Convergence almost surely:
\[\begin{align} \mathbb{P} \left(\lim_{n \rightarrow \infty} |X_n - X| < \epsilon \right) &= 1 \\ \end{align}\]which is denoted as $X_n \stackrel{a.s.}{\longrightarrow} X$.
In general:
- $X_n \stackrel{a.s.}{\longrightarrow} X$ => $X_n \stackrel{\mathbb{P}}{\longrightarrow} X$ (Sufficent).
- $X_n \stackrel{\mathbb{P}}{\longrightarrow} X$ => $X_n \stackrel{F}{\longrightarrow} X$ (Sufficent).
- $X_n \stackrel{F}{\longrightarrow} X$ <=> $X_n \stackrel{\mathbb{P}}{\longrightarrow} c$ (Sufficent and necessary, $c$ is a constant).

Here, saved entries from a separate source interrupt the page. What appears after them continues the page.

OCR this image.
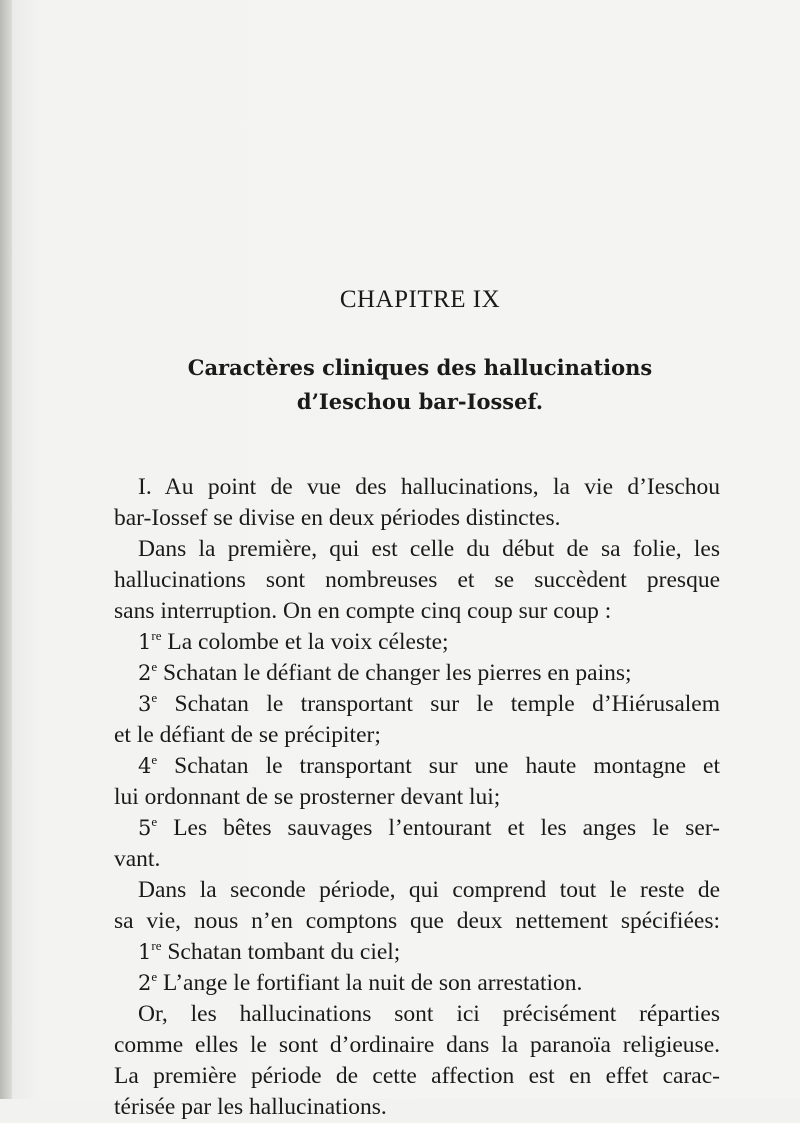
CHAPITRE IX
Caractères cliniques des hallucinations
d’Ieschou bar-Iossef.

I. Au point de vue des hallucinations, la vie d’Ieschou

bar-Iossef se divise en deux périodes distinctes.

Dans la première, qui est celle du début de sa folie, les

hallucinations sont nombreuses et se succèdent presque

sans interruption. On en compte cinq coup sur coup :

1re La colombe et la voix céleste;

2e Schatan le défiant de changer les pierres en pains;

3e Schatan le transportant sur le temple d’Hiérusalem

et le défiant de se précipiter;

4e Schatan le transportant sur une haute montagne et

lui ordonnant de se prosterner devant lui;

5e Les bêtes sauvages l’entourant et les anges le ser-

vant.

Dans la seconde période, qui comprend tout le reste de

sa vie, nous n’en comptons que deux nettement spécifiées:

1re Schatan tombant du ciel;

2e L’ange le fortifiant la nuit de son arrestation.

Or, les hallucinations sont ici précisément réparties

comme elles le sont d’ordinaire dans la paranoïa religieuse.

La première période de cette affection est en effet carac-

térisée par les hallucinations.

*Proof for $X_n \stackrel{\mathbb{P}}{\longrightarrow} X$ => $X_n \stackrel{F}{\longrightarrow} X$:
Strategy: we derive both a lower bound and an upper bound for $F_{X_n}(x)$ given $X_n \stackrel{\mathbb{P}}{\rightarrow} X$. Let $\epsilon > 0$.
Lower bound:
\[\begin{align} F_{X}(x - \epsilon) &= \mathbb{P}(X \le x - \epsilon) \\ &= \mathbb{P}(X \le x - \epsilon, X_n \le x) + \mathbb{P}(X \le x - \epsilon, X_n > x) \\ &\le \mathbb{P}(X_n \le x) + \mathbb{P}(|X - X_n| > \epsilon) \\ &= F_{X_n}(x) + \mathbb{P}(|X - X_n| > \epsilon) \\ \end{align}\]Upper bound:
\[\begin{align} F_{X_n}(x) &= \mathbb{P}(X_n \le x) \\ &= \mathbb{P}(X_n \le x, X \le x + \epsilon) + \mathbb{P}(X_n \le x, X > x + \epsilon) \\ &\le \mathbb{P}(X \le x + \epsilon) + \mathbb{P}(|X - X_n| > \epsilon) \\ &= F_X(x + \epsilon) + \mathbb{P}(|X - X_n| > \epsilon) \\ \end{align}\]Therefore,
\[\begin{align} F_{X_n}(x) &\ge F_X(x - \epsilon) - \mathbb{P}(|X - X_n| > \epsilon) \\ F_{X_n}(x) &\le F_X(x + \epsilon) + \mathbb{P}(|X - X_n| > \epsilon) \\ \end{align}\]In the limit, because $X_n \stackrel{\mathbb{P}}{\rightarrow} X$, $\lim_{n \rightarrow \infty} \mathbb{P}(|X - X_n| > \epsilon) = 0$, then take $\epsilon \rightarrow 0$, we have $\lim_{n \rightarrow \infty} F_{X_n}(x) = F_X(x)$.
In the case when $X$ is a constant, i.e. $X = c$, then with $\epsilon \rightarrow 0$,
- if $x < c$, then $F_X(x - \epsilon) = F_X(x + \epsilon) = 0$, so $F_{X_n}(x) = 0$;
- if $x = c$, then $F_X(x - \epsilon) = 0, F_X(x + \epsilon) = 1$, so $0 \le F_{X_n} \le 1$;
- if $x > c$, then $F_X(x - \epsilon) = F_X(x + \epsilon) = 1$, so $F_{X_n}(x) = 1$.
So the property $X_n \stackrel{\mathbb{P}}{\longrightarrow} c$ => $X_n \stackrel{F}{\longrightarrow} c$ still holds.
Approximation
Approximate binomial distribution with
- Possion distribution when $n$ is large and $p$ is small ($\to 0$).
- Normal distribution when $n$ is large and $p$ is close to $1/2$.